No es fácil ser injusto con Uribe ni con Santos: para lograrlo, para pasarse de esa raya que queda tan lejos, es menester volverse santista o uribista. Pero no hay que ser un adivino para saber que en los meses que vienen seremos testigos de una batalla rancia e iracunda entre aquellos que hasta hace nada eran los mismos, pues, por muy poco, sí lo son. Ya está. Se ve ya la batalla marchita que viene luego de la aburridísima escena en la que Santos declaró, cansino, que buscaría la presidencia “para terminar la tarea”; Zuluaga se puso de inmediato su máscara de Uribe –o viceversa– con el propósito de lanzar su monólogo justiciero de 1886; y los demás candidatos de siempre, que han estado perdiendo terreno con el voto en blanco (bienvenidos, señoras y señores, a “la ola blanca”), en vano trataron de probar que hay un punto medio entre la guerra y la paz.
Ya está, sí, se ve venir. Y se verá ese largo domingo de elecciones del cual tengo ya el recuerdo.

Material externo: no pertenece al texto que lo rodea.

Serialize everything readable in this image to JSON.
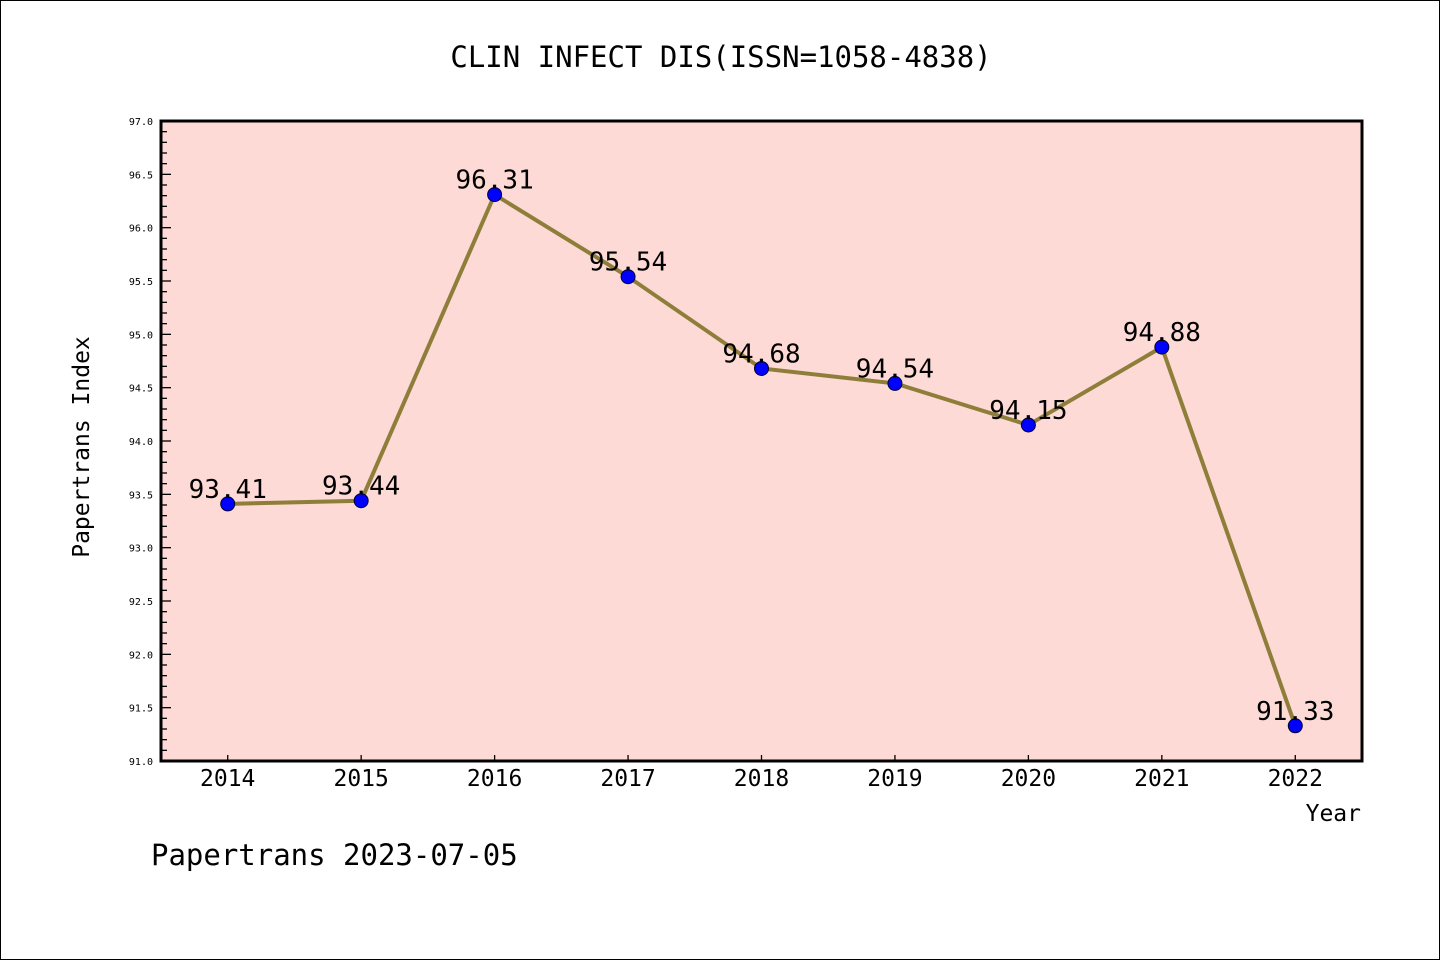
{
  "chart_data": {
    "type": "line",
    "title": "CLIN INFECT DIS(ISSN=1058-4838)",
    "xlabel": "Year",
    "ylabel": "Papertrans Index",
    "categories": [
      "2014",
      "2015",
      "2016",
      "2017",
      "2018",
      "2019",
      "2020",
      "2021",
      "2022"
    ],
    "values": [
      93.41,
      93.44,
      96.31,
      95.54,
      94.68,
      94.54,
      94.15,
      94.88,
      91.33
    ],
    "data_labels": [
      "93.41",
      "93.44",
      "96.31",
      "95.54",
      "94.68",
      "94.54",
      "94.15",
      "94.88",
      "91.33"
    ],
    "ylim": [
      91.0,
      97.0
    ],
    "yticks": [
      "91.0",
      "91.5",
      "92.0",
      "92.5",
      "93.0",
      "93.5",
      "94.0",
      "94.5",
      "95.0",
      "95.5",
      "96.0",
      "96.5",
      "97.0"
    ],
    "grid": false,
    "footer": "Papertrans 2023-07-05",
    "colors": {
      "plot_bg": "#FDDAD6",
      "line": "#8F7E3A",
      "marker": "#0000FF"
    }
  }
}
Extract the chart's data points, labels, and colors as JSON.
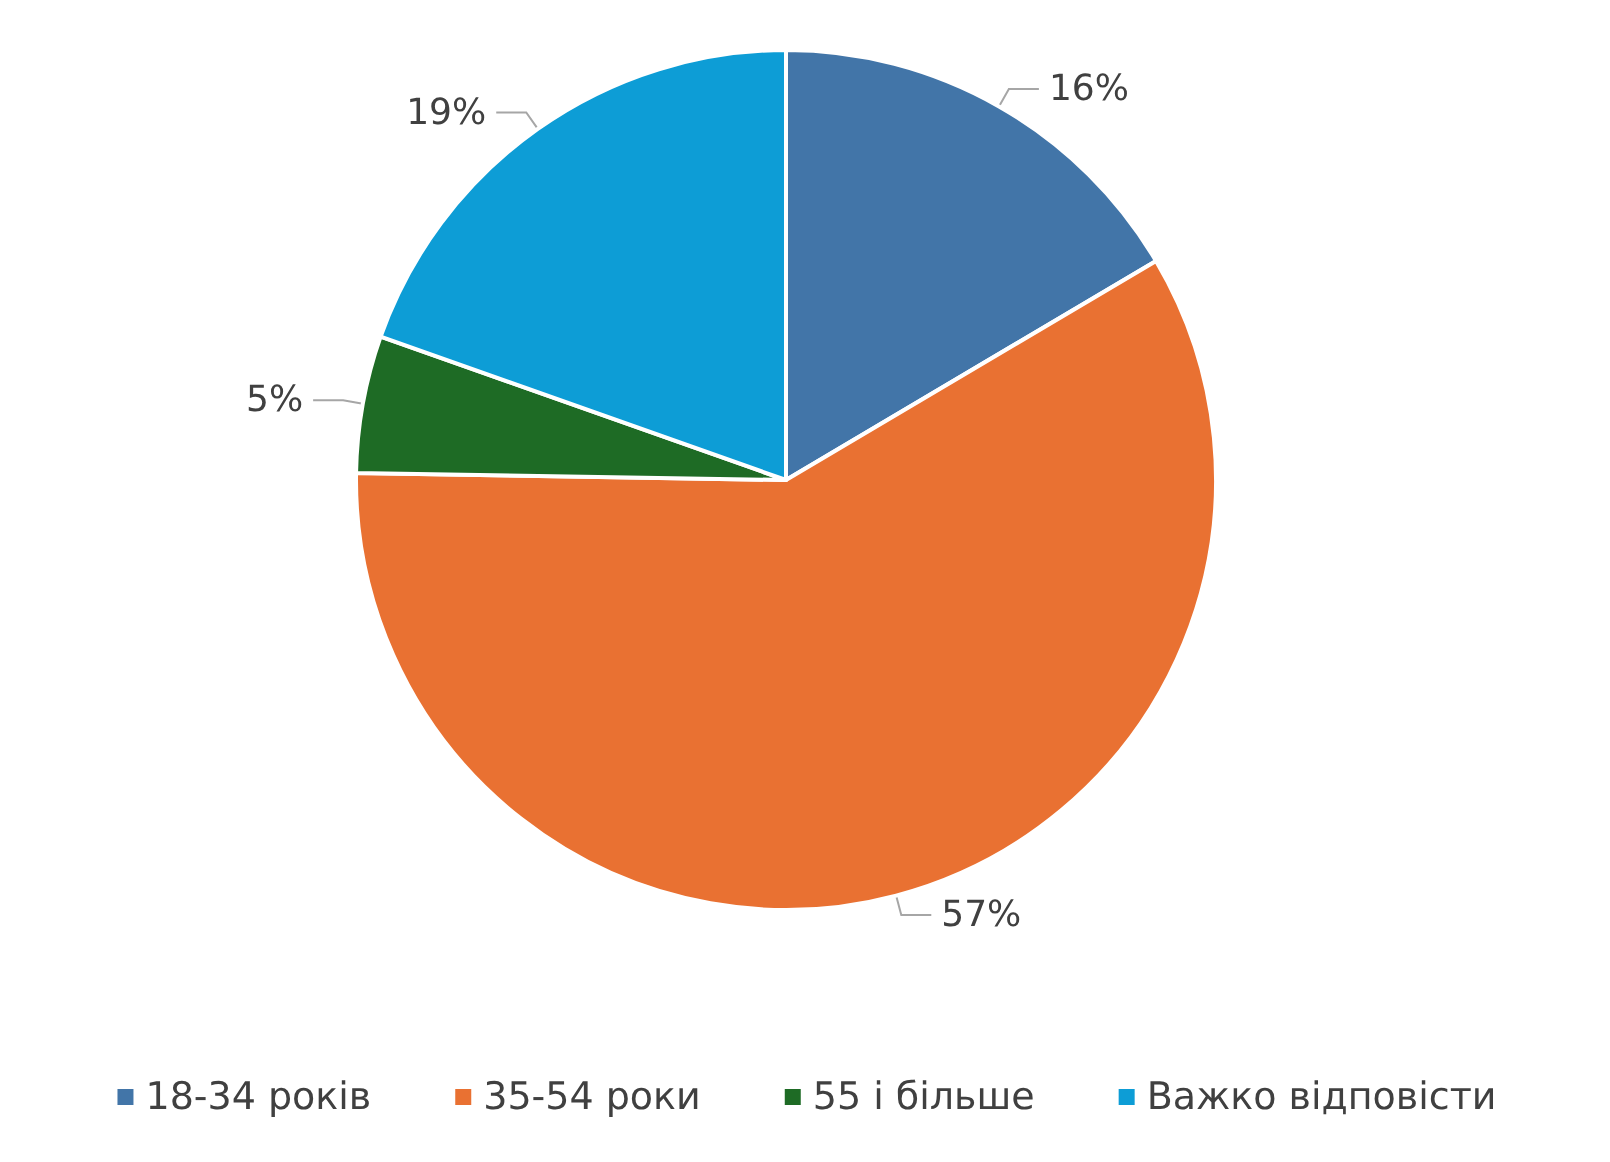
{
  "chart_data": {
    "type": "pie",
    "categories": [
      "18-34 років",
      "35-54 роки",
      "55 і більше",
      "Важко відповісти"
    ],
    "values": [
      16,
      57,
      5,
      19
    ],
    "colors": [
      "#4275a8",
      "#e97132",
      "#1e6b25",
      "#0d9dd6"
    ],
    "value_labels": [
      "16%",
      "57%",
      "5%",
      "19%"
    ],
    "legend": "bottom"
  }
}
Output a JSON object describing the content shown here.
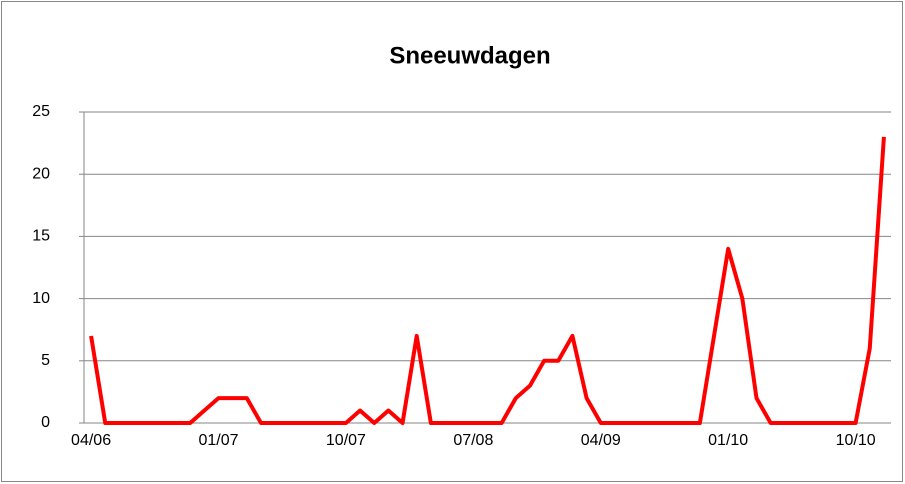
{
  "chart_data": {
    "type": "line",
    "title": "Sneeuwdagen",
    "categories": [
      "04/06",
      null,
      null,
      null,
      null,
      null,
      null,
      null,
      null,
      "01/07",
      null,
      null,
      null,
      null,
      null,
      null,
      null,
      null,
      "10/07",
      null,
      null,
      null,
      null,
      null,
      null,
      null,
      null,
      "07/08",
      null,
      null,
      null,
      null,
      null,
      null,
      null,
      null,
      "04/09",
      null,
      null,
      null,
      null,
      null,
      null,
      null,
      null,
      "01/10",
      null,
      null,
      null,
      null,
      null,
      null,
      null,
      null,
      "10/10",
      null,
      null
    ],
    "series": [
      {
        "name": "Sneeuwdagen",
        "color": "#ff0000",
        "values": [
          7,
          0,
          0,
          0,
          0,
          0,
          0,
          0,
          1,
          2,
          2,
          2,
          0,
          0,
          0,
          0,
          0,
          0,
          0,
          1,
          0,
          1,
          0,
          7,
          0,
          0,
          0,
          0,
          0,
          0,
          2,
          3,
          5,
          5,
          7,
          2,
          0,
          0,
          0,
          0,
          0,
          0,
          0,
          0,
          7,
          14,
          10,
          2,
          0,
          0,
          0,
          0,
          0,
          0,
          0,
          6,
          23
        ]
      }
    ],
    "ylim": [
      0,
      25
    ],
    "yticks": [
      0,
      5,
      10,
      15,
      20,
      25
    ],
    "grid": true
  }
}
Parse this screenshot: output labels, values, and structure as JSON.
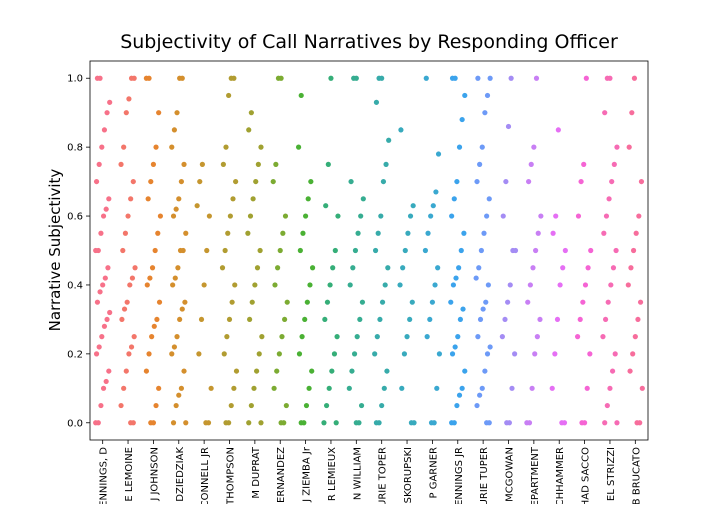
{
  "chart_data": {
    "type": "strip",
    "title": "Subjectivity of Call Narratives by Responding Officer",
    "y_label": "Narrative Subjectivity",
    "ylim": [
      -0.05,
      1.05
    ],
    "yticks": [
      {
        "value": 0,
        "label": "0.0"
      },
      {
        "value": 0.2,
        "label": "0.2"
      },
      {
        "value": 0.4,
        "label": "0.4"
      },
      {
        "value": 0.6,
        "label": "0.6"
      },
      {
        "value": 0.8,
        "label": "0.8"
      },
      {
        "value": 1,
        "label": "1.0"
      }
    ],
    "categories": [
      "ENNINGS, D",
      "E LEMOINE",
      "J JOHNSON",
      "DZIEDZIAK",
      "CONNELL JR",
      "THOMPSON",
      "M DUPRAT",
      "ERNANDEZ",
      "J ZIEMBA Jr",
      "R LEMIEUX",
      "N WILLIAM",
      "URIE TOPER",
      "SKORUPSKI",
      "P GARNER",
      "ENNINGS JR",
      "URIE TUPER",
      "MCGOWAN",
      "EPARTMENT",
      "CHHAMMER",
      "HAD SACCO",
      "EL STRIZZI",
      "B BRUCATO"
    ],
    "colors": [
      "#f77189",
      "#f3766a",
      "#e6842f",
      "#d48f2d",
      "#c5962f",
      "#b19c31",
      "#a0a131",
      "#7cab32",
      "#4ab134",
      "#35ae78",
      "#36ad91",
      "#37abaa",
      "#38aabd",
      "#3aa8d0",
      "#3ba3ec",
      "#6d9af7",
      "#a48cf4",
      "#c87ff4",
      "#e56ff4",
      "#f564d4",
      "#f66bb4",
      "#f76d9c"
    ],
    "values": [
      [
        0,
        0,
        0.05,
        0.1,
        0.12,
        0.15,
        0.2,
        0.22,
        0.25,
        0.28,
        0.3,
        0.32,
        0.35,
        0.38,
        0.4,
        0.42,
        0.45,
        0.5,
        0.5,
        0.55,
        0.6,
        0.62,
        0.65,
        0.7,
        0.75,
        0.8,
        0.85,
        0.9,
        0.93,
        1,
        1
      ],
      [
        0,
        0,
        0.05,
        0.1,
        0.15,
        0.2,
        0.22,
        0.25,
        0.3,
        0.33,
        0.35,
        0.4,
        0.42,
        0.45,
        0.5,
        0.55,
        0.6,
        0.65,
        0.7,
        0.75,
        0.8,
        0.9,
        0.94,
        1,
        1
      ],
      [
        0,
        0,
        0.05,
        0.1,
        0.15,
        0.2,
        0.25,
        0.28,
        0.3,
        0.35,
        0.4,
        0.42,
        0.45,
        0.5,
        0.55,
        0.6,
        0.65,
        0.7,
        0.75,
        0.8,
        0.9,
        1,
        1
      ],
      [
        0,
        0,
        0.05,
        0.08,
        0.1,
        0.15,
        0.2,
        0.22,
        0.25,
        0.3,
        0.33,
        0.35,
        0.4,
        0.42,
        0.45,
        0.5,
        0.5,
        0.55,
        0.6,
        0.62,
        0.65,
        0.7,
        0.75,
        0.8,
        0.85,
        0.9,
        1,
        1
      ],
      [
        0,
        0,
        0.1,
        0.2,
        0.3,
        0.4,
        0.5,
        0.6,
        0.63,
        0.7,
        0.75
      ],
      [
        0,
        0,
        0.05,
        0.1,
        0.15,
        0.2,
        0.25,
        0.3,
        0.35,
        0.4,
        0.45,
        0.5,
        0.55,
        0.6,
        0.65,
        0.7,
        0.75,
        0.8,
        0.95,
        1,
        1
      ],
      [
        0,
        0,
        0.05,
        0.1,
        0.15,
        0.2,
        0.25,
        0.3,
        0.35,
        0.4,
        0.45,
        0.5,
        0.55,
        0.6,
        0.65,
        0.7,
        0.75,
        0.8,
        0.85,
        0.9
      ],
      [
        0,
        0,
        0.05,
        0.1,
        0.15,
        0.2,
        0.25,
        0.3,
        0.35,
        0.4,
        0.45,
        0.5,
        0.55,
        0.6,
        0.7,
        0.75,
        1,
        1
      ],
      [
        0,
        0,
        0.05,
        0.1,
        0.15,
        0.2,
        0.25,
        0.3,
        0.35,
        0.4,
        0.45,
        0.5,
        0.55,
        0.6,
        0.65,
        0.7,
        0.8,
        0.95
      ],
      [
        0,
        0,
        0.05,
        0.1,
        0.15,
        0.2,
        0.25,
        0.3,
        0.35,
        0.4,
        0.45,
        0.5,
        0.6,
        0.63,
        0.75,
        1
      ],
      [
        0,
        0,
        0.05,
        0.1,
        0.15,
        0.2,
        0.25,
        0.3,
        0.35,
        0.4,
        0.45,
        0.5,
        0.55,
        0.6,
        0.65,
        0.7,
        1,
        1
      ],
      [
        0,
        0,
        0.05,
        0.1,
        0.15,
        0.2,
        0.25,
        0.3,
        0.35,
        0.4,
        0.45,
        0.5,
        0.55,
        0.6,
        0.7,
        0.75,
        0.82,
        0.93,
        1,
        1
      ],
      [
        0,
        0,
        0.1,
        0.2,
        0.25,
        0.3,
        0.35,
        0.4,
        0.45,
        0.5,
        0.55,
        0.6,
        0.63,
        0.85
      ],
      [
        0,
        0,
        0.1,
        0.2,
        0.25,
        0.3,
        0.35,
        0.4,
        0.45,
        0.5,
        0.55,
        0.6,
        0.63,
        0.67,
        0.78,
        1
      ],
      [
        0,
        0,
        0.05,
        0.08,
        0.1,
        0.15,
        0.2,
        0.22,
        0.25,
        0.3,
        0.33,
        0.35,
        0.4,
        0.42,
        0.45,
        0.5,
        0.55,
        0.6,
        0.65,
        0.7,
        0.8,
        0.88,
        0.95,
        1,
        1
      ],
      [
        0,
        0,
        0.05,
        0.08,
        0.1,
        0.15,
        0.2,
        0.22,
        0.25,
        0.3,
        0.33,
        0.35,
        0.4,
        0.42,
        0.45,
        0.5,
        0.55,
        0.6,
        0.65,
        0.7,
        0.75,
        0.8,
        0.9,
        0.95,
        1,
        1
      ],
      [
        0,
        0,
        0.1,
        0.2,
        0.25,
        0.3,
        0.35,
        0.4,
        0.5,
        0.5,
        0.6,
        0.7,
        0.86,
        1
      ],
      [
        0,
        0,
        0.1,
        0.2,
        0.25,
        0.3,
        0.35,
        0.4,
        0.45,
        0.5,
        0.55,
        0.6,
        0.7,
        0.75,
        0.8,
        1
      ],
      [
        0,
        0,
        0.1,
        0.2,
        0.3,
        0.4,
        0.45,
        0.5,
        0.55,
        0.6,
        0.85
      ],
      [
        0,
        0,
        0.1,
        0.2,
        0.25,
        0.3,
        0.35,
        0.4,
        0.45,
        0.5,
        0.6,
        0.7,
        0.75,
        1
      ],
      [
        0,
        0,
        0.05,
        0.1,
        0.15,
        0.2,
        0.25,
        0.3,
        0.35,
        0.4,
        0.45,
        0.5,
        0.55,
        0.6,
        0.65,
        0.7,
        0.75,
        0.8,
        0.9,
        1,
        1
      ],
      [
        0,
        0,
        0.1,
        0.15,
        0.2,
        0.25,
        0.3,
        0.35,
        0.4,
        0.45,
        0.5,
        0.55,
        0.6,
        0.7,
        0.8,
        0.9,
        1
      ]
    ]
  }
}
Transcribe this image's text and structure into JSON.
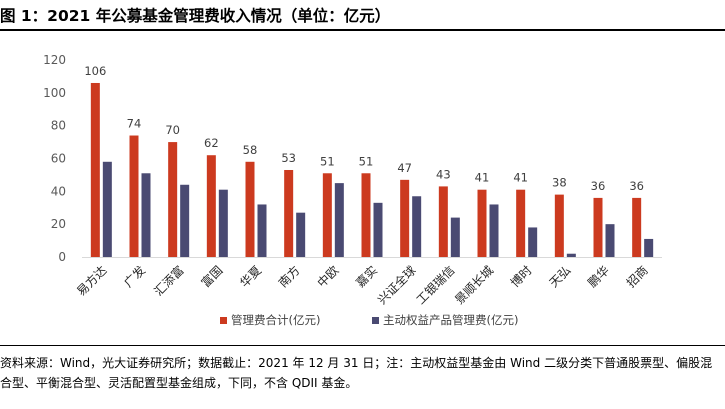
{
  "title": "图 1：2021 年公募基金管理费收入情况（单位：亿元）",
  "source_note": "资料来源：Wind，光大证券研究所；数据截止：2021 年 12 月 31 日；注：主动权益型基金由 Wind 二级分类下普通股票型、偏股混合型、平衡混合型、灵活配置型基金组成，下同，不含 QDII 基金。",
  "colors": {
    "mgmt": "#CC3A1F",
    "active": "#4A4A72"
  },
  "chart_data": {
    "type": "bar",
    "title": "",
    "xlabel": "",
    "ylabel": "",
    "ylim": [
      0,
      120
    ],
    "yticks": [
      0,
      20,
      40,
      60,
      80,
      100,
      120
    ],
    "grid": false,
    "legend_position": "bottom",
    "categories": [
      "易方达",
      "广发",
      "汇添富",
      "富国",
      "华夏",
      "南方",
      "中欧",
      "嘉实",
      "兴证全球",
      "工银瑞信",
      "景顺长城",
      "博时",
      "天弘",
      "鹏华",
      "招商"
    ],
    "series": [
      {
        "name": "管理费合计(亿元)",
        "values": [
          106,
          74,
          70,
          62,
          58,
          53,
          51,
          51,
          47,
          43,
          41,
          41,
          38,
          36,
          36
        ],
        "data_labels": [
          "106",
          "74",
          "70",
          "62",
          "58",
          "53",
          "51",
          "51",
          "47",
          "43",
          "41",
          "41",
          "38",
          "36",
          "36"
        ]
      },
      {
        "name": "主动权益产品管理费(亿元)",
        "values": [
          58,
          51,
          44,
          41,
          32,
          27,
          45,
          33,
          37,
          24,
          32,
          18,
          2,
          20,
          11
        ]
      }
    ]
  }
}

Se ve que no hay nada en Colombia “de otra época”. Que estamos atrapados en el mismo relato de hace décadas. Que el conflicto armado, que seguimos narrando y leyendo, antes de que termine, como una historia ajena protagonizada por cifras escalofriantes, va a ser de nuevo el corazón de la campaña. Que la misma generación que viene naufragando en la presidencia desde 1990 volverá a disputarse ese “gobierno” devaluado que, como todo lo que tiene que ver, hoy, con el poder, se ha estado volviendo el problema de un pequeño elenco que interpreta todos los papeles desde hace mucho tiempo. Que los políticos de mi generación, que a fuerza de canas tendrían que rectificar todo esto y deberían ya haberse pensado un país, seguirán cargándoles la maleta a los de siempre como si fueran eternos novatos, pasantes perpetuos.
Si fueran los protagonistas de una novela de iniciación, de La isla del tesoro, por ejemplo, tardarían toda la juventud en aprender la decepción.
Allá ellos. Que la siguiente generación, que no se cree el cuento de que aquí nada es posible, los pase de largo como una rectificación. Mi punto es que ya debería yo haber dicho, a estas alturas de mi calvicie, que Zuluaga no está siendo serio. Dios: otra vez la mentira de que estamos postrados ante el terrorismo, otra vez el embuste de que las tropas están desmoralizadas, otra vez la falsa indignación para demostrar que la derecha culposa de Santos no es la derecha encarnada de Uribe (“voto por el doctor Zuluaga porque nos llegó la hora de la venganza”, gritó un oyente de la W desde New Jersey) y otra vez el cuentito amañado de que toda la culpa la tiene una Bogotá supuesta, del siglo XIX, en la que no ocurre el país. Dios: eso no es “serio”, “serio” no era el adjetivo. Tal vez “obsoleto”. Quizás “decadente”. De pronto “caduco”.